With the intension of revealing to the world a submerged part of this musical iceberg called Brazil, the duo formed by Daphne Oltheten (violin) and Henrique Gomide (piano) have plunged into the works of composers still little known around the world. Part of the beauty gathered by the violinist and pianist are the 12 tracks on this album which couldn’t be christened with any other name than “Brasis” – Portuguese for “Brazils”.
One of the composers the duo pay homage to is Elomar (Elomar Figueira de Melo), a sort of minstrel creator of songs and extremely complex works – both in poetic and musical terms – that find inspiration in the motifs and traditions of his country, where he lives isolated from the two great Brazilian urban centers/metropolises. His work can be imagined as a duel between Shakespeare and Cervantes in the middle of the caatinga in the interior of the state of Bahia. Oltheten-Gomide perform his work “Bespa”, the opening of the opera “Auto da Caatingueira”.
Henrique and Daphne also elaborate on the compositions of other great modernizers of Brazilian music at the beginning of the 20th century. From Garoto (Aníbal Augusto Sardinha, 1915-1955, considered the “father of modern Brazilian guitar”), the duo present the pieces “Desvairada” and “Debussyana”, along with the absolutely beautiful yet nearly forgotten waltz “Luar de Areal”. This is the first time that Garoto’s jewel has been recorded since the 1950s, when it was performed on Brazilian’s national Radio by the violinist Fafá Lemos accompanied by the composer himself on guitar.

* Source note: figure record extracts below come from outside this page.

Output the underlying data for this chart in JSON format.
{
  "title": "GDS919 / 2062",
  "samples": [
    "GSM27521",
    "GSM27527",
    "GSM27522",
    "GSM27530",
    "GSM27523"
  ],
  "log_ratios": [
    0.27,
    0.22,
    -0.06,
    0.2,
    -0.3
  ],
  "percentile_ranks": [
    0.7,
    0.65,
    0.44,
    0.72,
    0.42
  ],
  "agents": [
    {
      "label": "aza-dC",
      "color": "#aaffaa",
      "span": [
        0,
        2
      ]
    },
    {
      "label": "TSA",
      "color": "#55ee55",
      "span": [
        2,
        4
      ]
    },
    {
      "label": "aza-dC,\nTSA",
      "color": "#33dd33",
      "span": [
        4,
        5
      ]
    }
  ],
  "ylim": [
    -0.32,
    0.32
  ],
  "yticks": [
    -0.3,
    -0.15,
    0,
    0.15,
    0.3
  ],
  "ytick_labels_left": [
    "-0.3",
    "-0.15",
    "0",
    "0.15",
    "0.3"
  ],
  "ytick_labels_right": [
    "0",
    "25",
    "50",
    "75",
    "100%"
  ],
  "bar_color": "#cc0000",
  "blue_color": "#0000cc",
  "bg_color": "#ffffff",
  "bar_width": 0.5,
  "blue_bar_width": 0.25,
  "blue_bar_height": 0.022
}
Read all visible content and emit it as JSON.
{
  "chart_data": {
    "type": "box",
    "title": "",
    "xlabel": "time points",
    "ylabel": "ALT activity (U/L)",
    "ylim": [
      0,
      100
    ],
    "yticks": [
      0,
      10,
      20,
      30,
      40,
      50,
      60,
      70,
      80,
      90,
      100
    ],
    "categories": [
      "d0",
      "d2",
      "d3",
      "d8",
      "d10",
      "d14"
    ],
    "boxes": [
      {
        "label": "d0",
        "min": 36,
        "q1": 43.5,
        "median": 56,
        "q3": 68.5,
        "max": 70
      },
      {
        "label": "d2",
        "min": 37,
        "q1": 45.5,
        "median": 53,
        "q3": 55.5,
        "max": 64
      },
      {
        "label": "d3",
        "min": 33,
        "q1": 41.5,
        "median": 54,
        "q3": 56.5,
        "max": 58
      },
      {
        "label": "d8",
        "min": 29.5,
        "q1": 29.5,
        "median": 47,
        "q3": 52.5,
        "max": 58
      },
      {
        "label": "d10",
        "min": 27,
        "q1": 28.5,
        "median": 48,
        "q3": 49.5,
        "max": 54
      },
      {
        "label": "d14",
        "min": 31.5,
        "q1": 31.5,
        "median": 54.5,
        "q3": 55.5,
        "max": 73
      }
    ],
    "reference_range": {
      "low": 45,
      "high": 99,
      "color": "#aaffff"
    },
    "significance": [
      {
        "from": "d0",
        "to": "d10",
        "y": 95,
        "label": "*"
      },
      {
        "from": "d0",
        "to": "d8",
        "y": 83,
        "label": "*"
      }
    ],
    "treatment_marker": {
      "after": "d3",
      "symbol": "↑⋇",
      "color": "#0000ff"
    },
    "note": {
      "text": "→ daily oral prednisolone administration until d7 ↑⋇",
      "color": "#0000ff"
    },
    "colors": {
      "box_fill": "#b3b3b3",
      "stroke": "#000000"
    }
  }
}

From the other great composer and arranger, the Pernambucan Moacir Santos (1926-2006), Henrique and Daphne perform “Flores” and “Vaidoso”, the latter with the participation of the German trumpet player Matthias Shcriefl (winner of the German jazz prize “Neuer Deutscher Jazzpreis” in 2019). In these two choros, as well as on the rest of the album, the praiseworthy intention of the Oltheten-Gomide duo is clear: to uncover the beauty of these two compositions without over-deconstructing them; after all, they are presenting the works of artists here who even today remain restricted to a small bubble of listeners.
Apart from Moacir, the revelations continue with pieces from other artists born in the northwest of Brazil. The duo plays “Canhoto” from the Pernambucan accordion player Mestre Camarão (Reginaldo Alves Ferreira, 1940-2015), “Montreux” from the Alagoano and multi-instrumentalist Hermeto Pascoal.
Another musician the duo included in the program is Guinga (Carlos Althier de Souza Lemos Escobar), who, put simply, is one of the great world composers of today. Raised in the suburbs of Rio de Janeiro, the violinist and singer combines as no one else an infinity of influences that range from the various Brazilian traditions to the different languages of jazz and classical music. Like other renowned musicians including Esperanza Spalding, Michel Legrand and Paco de Lucia – who described the Brazilian artist as follows: “I wanted to trade my musical universe for his” -, Gomide and Oltheten were also hooked by Guinga’s sonorous paintings. From him, they have included the works “Pucciniana” and “Meu pai” (with vocals by the Venezuelan Yma America).
Among pieces by contemporary and younger composers, the duo chose to record “Quase Caindo”, by the violinist Ricardo Herz, with the participation of the Dutch drummer Antoine Duijkers and his interesting percussion set with tambours from Mali and Senegal. The repertoire also includes “Shot #4”, a composition by Henrique Gomide, in partnership with the drummer João Fideles, long-time friend fellow member of the piano trio Caixa Cubo.
Before this project named so adequately “Brasis” – Brazils – we can only express our gratitude to Daphne and Henrique for helping to sow the seed around the world of an important part of the rhythmic, harmonic and melodic richness that sprouted so fruitfully in Brazilian music soil.